If you’ve been in a car accident before, you know just how stressful the entire process can be. I was in an accident a little over a year ago, and the accident was not my fault. But the entire process was stressful. You’ll have both insurance companies contacting you. An adjuster will view your vehicle, and the entire time you will be sitting there wondering if your car is totaled or not.
Let’s not even mention how stingy the insurer was on my rental car – giving me less than 3 days of rental car time while the insurance adjuster came out to view the vehicle.
Car accidents can cause emotional and mental stress. When driving is your source of income, these issues will become even worse.

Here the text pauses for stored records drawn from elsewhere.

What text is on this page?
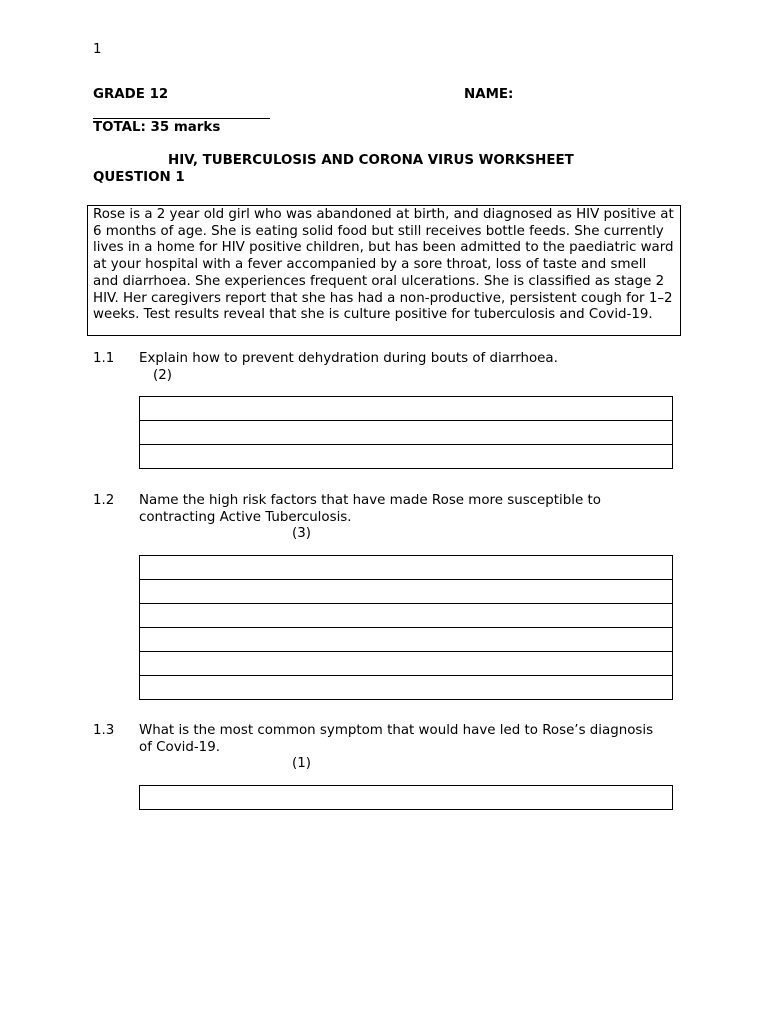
1
GRADE 12	NAME:
TOTAL: 35 marks
HIV, TUBERCULOSIS AND CORONA VIRUS WORKSHEET
QUESTION 1
Rose is a 2 year old girl who was abandoned at birth, and diagnosed as HIV positive at 6 months of age. She is eating solid food but still receives bottle feeds. She currently lives in a home for HIV positive children, but has been admitted to the paediatric ward at your hospital with a fever accompanied by a sore throat, loss of taste and smell and diarrhoea. She experiences frequent oral ulcerations. She is classified as stage 2 HIV. Her caregivers report that she has had a non-productive, persistent cough for 1–2 weeks. Test results reveal that she is culture positive for tuberculosis and Covid-19.
1.1 Explain how to prevent dehydration during bouts of diarrhoea.
(2)
1.2 Name the high risk factors that have made Rose more susceptible to contracting Active Tuberculosis.
(3)
1.3 What is the most common symptom that would have led to Rose’s diagnosis of Covid-19.
(1)
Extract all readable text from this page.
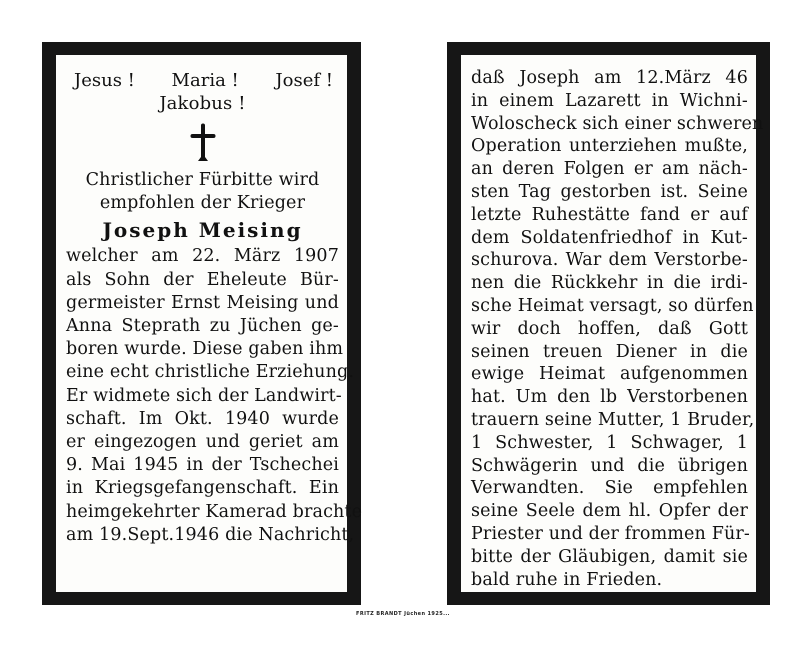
Jesus ! Maria ! Josef !
Jakobus !
Christlicher Fürbitte wird
empfohlen der Krieger
Joseph Meising
welcher am 22. März 1907
als Sohn der Eheleute Bür-
germeister Ernst Meising und
Anna Steprath zu Jüchen ge-
boren wurde. Diese gaben ihm
eine echt christliche Erziehung.
Er widmete sich der Landwirt-
schaft. Im Okt. 1940 wurde
er eingezogen und geriet am
9. Mai 1945 in der Tschechei
in Kriegsgefangenschaft. Ein
heimgekehrter Kamerad brachte
am 19.Sept.1946 die Nachricht,
daß Joseph am 12.März 46
in einem Lazarett in Wichni-
Woloscheck sich einer schweren
Operation unterziehen mußte,
an deren Folgen er am näch-
sten Tag gestorben ist. Seine
letzte Ruhestätte fand er auf
dem Soldatenfriedhof in Kut-
schurova. War dem Verstorbe-
nen die Rückkehr in die irdi-
sche Heimat versagt, so dürfen
wir doch hoffen, daß Gott
seinen treuen Diener in die
ewige Heimat aufgenommen
hat. Um den lb Verstorbenen
trauern seine Mutter, 1 Bruder,
1 Schwester, 1 Schwager, 1
Schwägerin und die übrigen
Verwandten. Sie empfehlen
seine Seele dem hl. Opfer der
Priester und der frommen Für-
bitte der Gläubigen, damit sie
bald ruhe in Frieden.
FRITZ BRANDT Jüchen 1925...
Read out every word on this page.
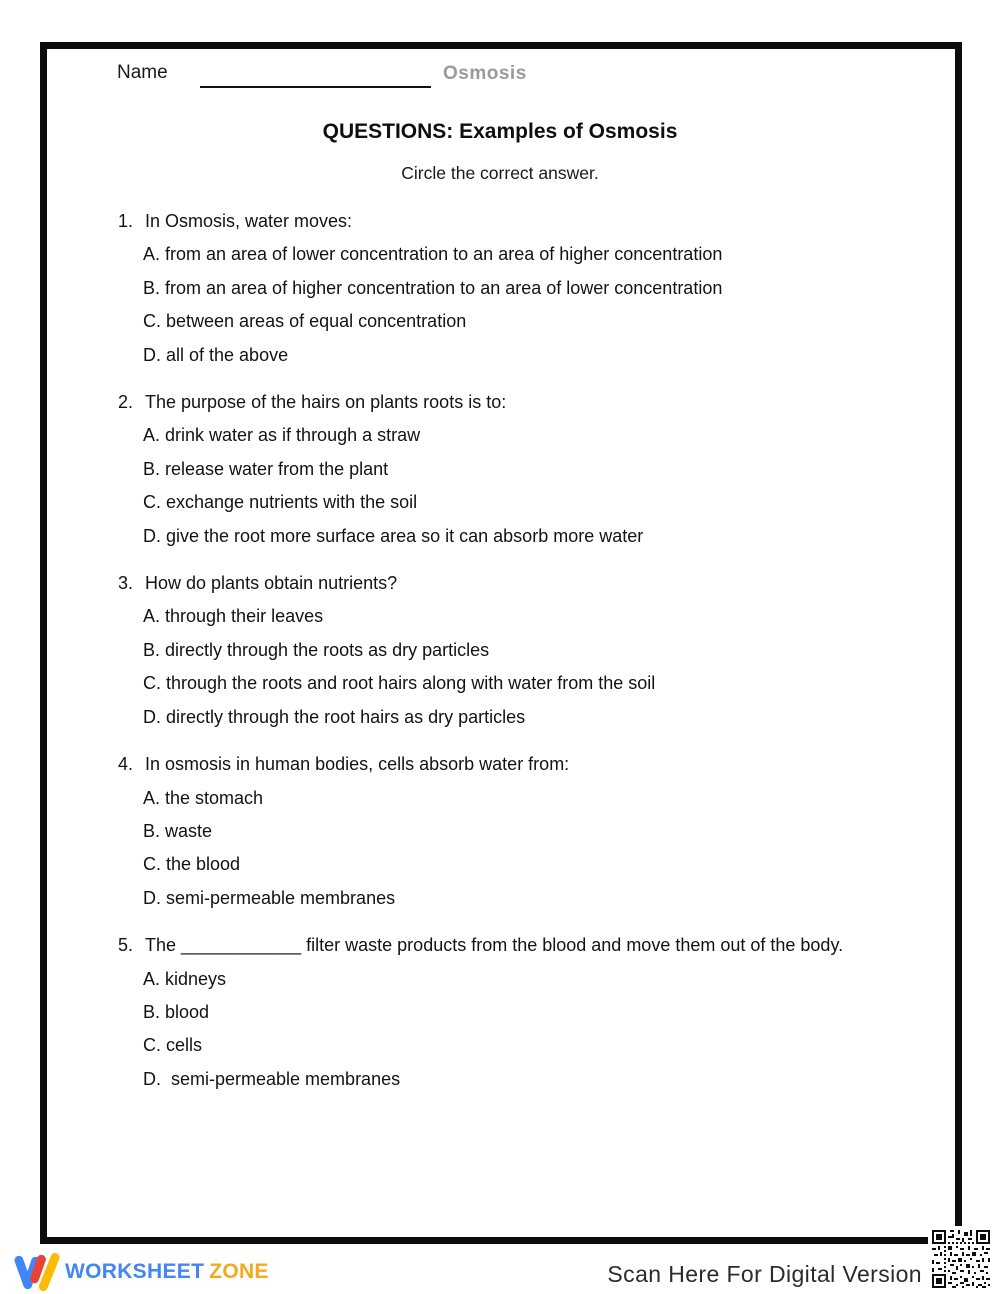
Name	Osmosis
QUESTIONS: Examples of Osmosis
Circle the correct answer.
1. In Osmosis, water moves:
A. from an area of lower concentration to an area of higher concentration
B. from an area of higher concentration to an area of lower concentration
C. between areas of equal concentration
D. all of the above
2. The purpose of the hairs on plants roots is to:
A. drink water as if through a straw
B. release water from the plant
C. exchange nutrients with the soil
D. give the root more surface area so it can absorb more water
3. How do plants obtain nutrients?
A. through their leaves
B. directly through the roots as dry particles
C. through the roots and root hairs along with water from the soil
D. directly through the root hairs as dry particles
4. In osmosis in human bodies, cells absorb water from:
A. the stomach
B. waste
C. the blood
D. semi-permeable membranes
5. The ____________ filter waste products from the blood and move them out of the body.
A. kidneys
B. blood
C. cells
D.  semi-permeable membranes
WORKSHEET ZONE	Scan Here For Digital Version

Uber and Lyft drivers not only have to worry about losing their source of income, but they will also have to worry about insurance hassles. There may be backlash from the insurer because the vehicle was being used for commercial reasons.
If you’ve been in a car accident, you may feel the following emotional distress issues:
- Mood swings
- Loss of appetite
- Loss of interest in normal activities
I remember getting very nervous after my accident, and I avoided that particular intersection for over a year. I still avoid it when I can.
These symptoms can negatively impact your life. For some, the symptoms are short-lived, but for others, these symptoms become a key part of life.
A lot of accidents are occurring due to distracted driving, which killed 3,477 people and injured 400,000 in 2015.
Even when an accident isn’t your fault, it can cause you mental and emotional stress. Mental stress is a very serious issue, and it can lead to post-traumatic stress disorder. These stresses may lead to the following symptoms:
- Recurring memories of the accident
- Emotional distress
For some drivers, mental stress can lead to the avoidance of driving. A person may not even want to get into an automobile again because it will remind them of the accident.
Overcoming Emotional and Mental Stress
Time helps most people overcome their emotional and mental stress, but for others, time isn’t all that’s needed. When the symptoms are severe, you’ll need to:
- Seek regular therapy visits
- Use aids to return to everyday life
- Possibly take medications
Costs for treatment can be significant, and this is why many drivers pursue lawsuits against the person that caused the accident.
Long-term impacts on a person are also noted, and one-in-three children that have been in accidents suffer from mental trauma following an accident. The statistics for drivers are not far off from this figure. The trauma can last for up to one year, and sometimes, the impact will last longer.
If you’ve been in an accident and have any of the above symptoms, it’d best to:
- Talk to friends and family
- Try and maintain your normal routine
- Stay active
When your symptoms won’t go away, don’t feel ashamed to seek professional therapy.